European Delights


It’s grouse season in London—and mushroom season in Paris. For people lamenting the creeping international sameness of restaurants, this is good news.

Everywhere you go in Paris, people offer you wonderfully meaty mushrooms with silken flesh. You find cèpes everywhere, and to my mind they never taste better than when they’re simply grilled.

But the best mushrooms I had were humble champignons de Paris at L’Astrance. Pacal Barbot, the newly anointed three-star chef, shaves them into paper-thin slivers and layers them with foie gras that has been marinated in verjus. It is almost maddeningly delicious.

The French aren’t fond of grouse, but here in London, where I am at the moment, I’ve eaten it every day. My favorite was at St. John, where it is hung for so long that it ripens into the poultry version of blue cheese, and then roasted to a fine, rare bloodiness. I found myself tearing at it with my fingers until only the bones remained, and then sniffing my hands the whole way home, loath to lose the fragrance.

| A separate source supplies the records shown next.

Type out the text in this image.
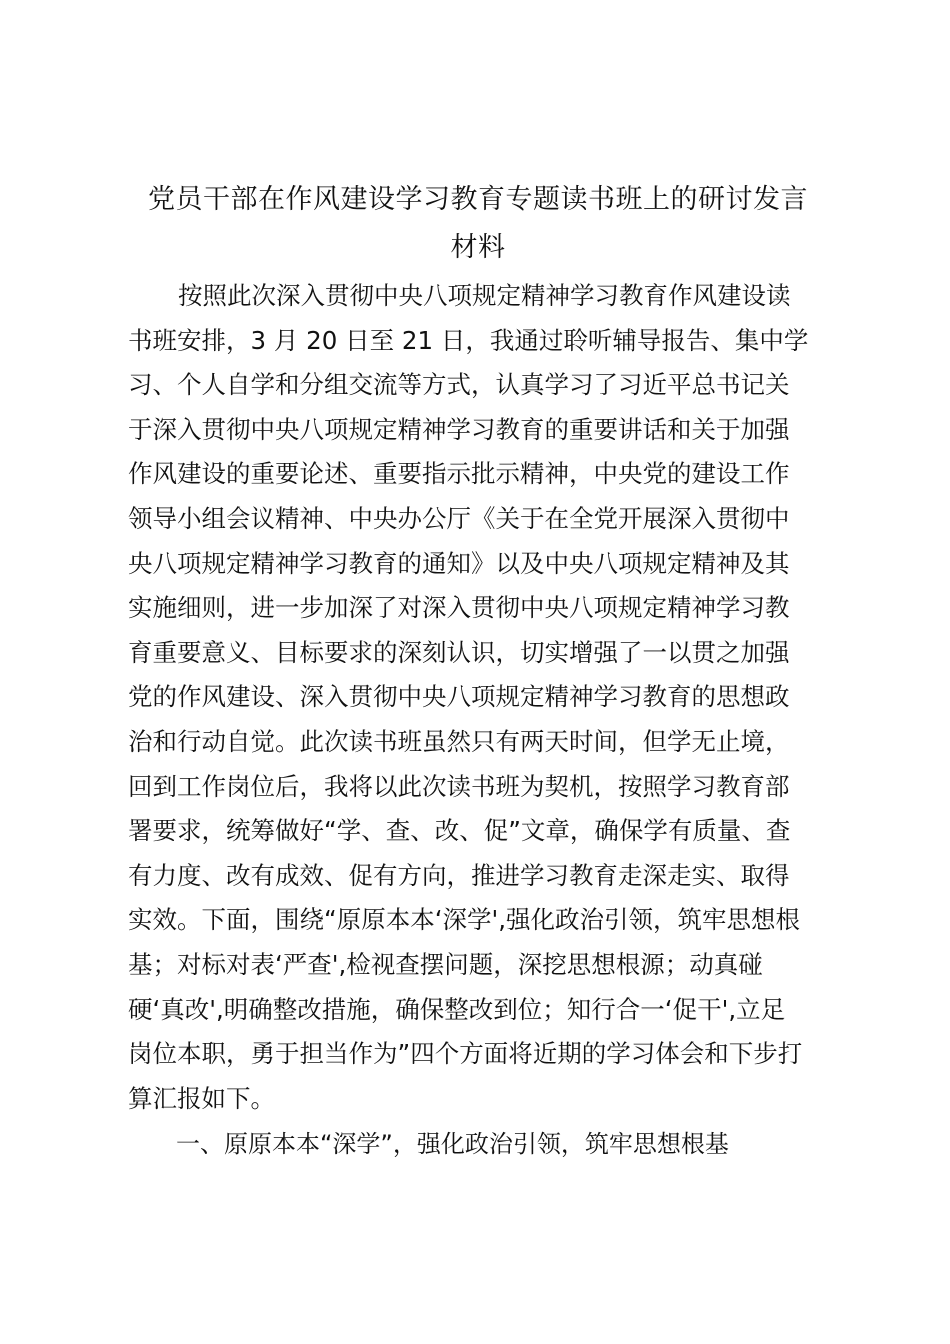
党员干部在作风建设学习教育专题读书班上的研讨发言
材料
按照此次深入贯彻中央八项规定精神学习教育作风建设读
书班安排，3 月 20 日至 21 日，我通过聆听辅导报告、集中学
习、个人自学和分组交流等方式，认真学习了习近平总书记关
于深入贯彻中央八项规定精神学习教育的重要讲话和关于加强
作风建设的重要论述、重要指示批示精神，中央党的建设工作
领导小组会议精神、中央办公厅《关于在全党开展深入贯彻中
央八项规定精神学习教育的通知》以及中央八项规定精神及其
实施细则，进一步加深了对深入贯彻中央八项规定精神学习教
育重要意义、目标要求的深刻认识，切实增强了一以贯之加强
党的作风建设、深入贯彻中央八项规定精神学习教育的思想政
治和行动自觉。此次读书班虽然只有两天时间，但学无止境，
回到工作岗位后，我将以此次读书班为契机，按照学习教育部
署要求，统筹做好“学、查、改、促”文章，确保学有质量、查
有力度、改有成效、促有方向，推进学习教育走深走实、取得
实效。下面，围绕“原原本本‘深学',强化政治引领，筑牢思想根
基；对标对表‘严查',检视查摆问题，深挖思想根源；动真碰
硬‘真改',明确整改措施，确保整改到位；知行合一‘促干',立足
岗位本职，勇于担当作为”四个方面将近期的学习体会和下步打
算汇报如下。
一、原原本本“深学”，强化政治引领，筑牢思想根基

At Moro, they do the bird differently. This is a more timid grouse, hung for less time and roasted until the meat is merely pink. This, too, is a bird with character, served with hunks of blood sausage, roasted apples and potatoes puréed with more butter than you ever thought possible. The flavor of grouse is like nothing else—both acid and sweet, with a high, flute-like note that goes floating through your mouth. If only you get grouse in the States!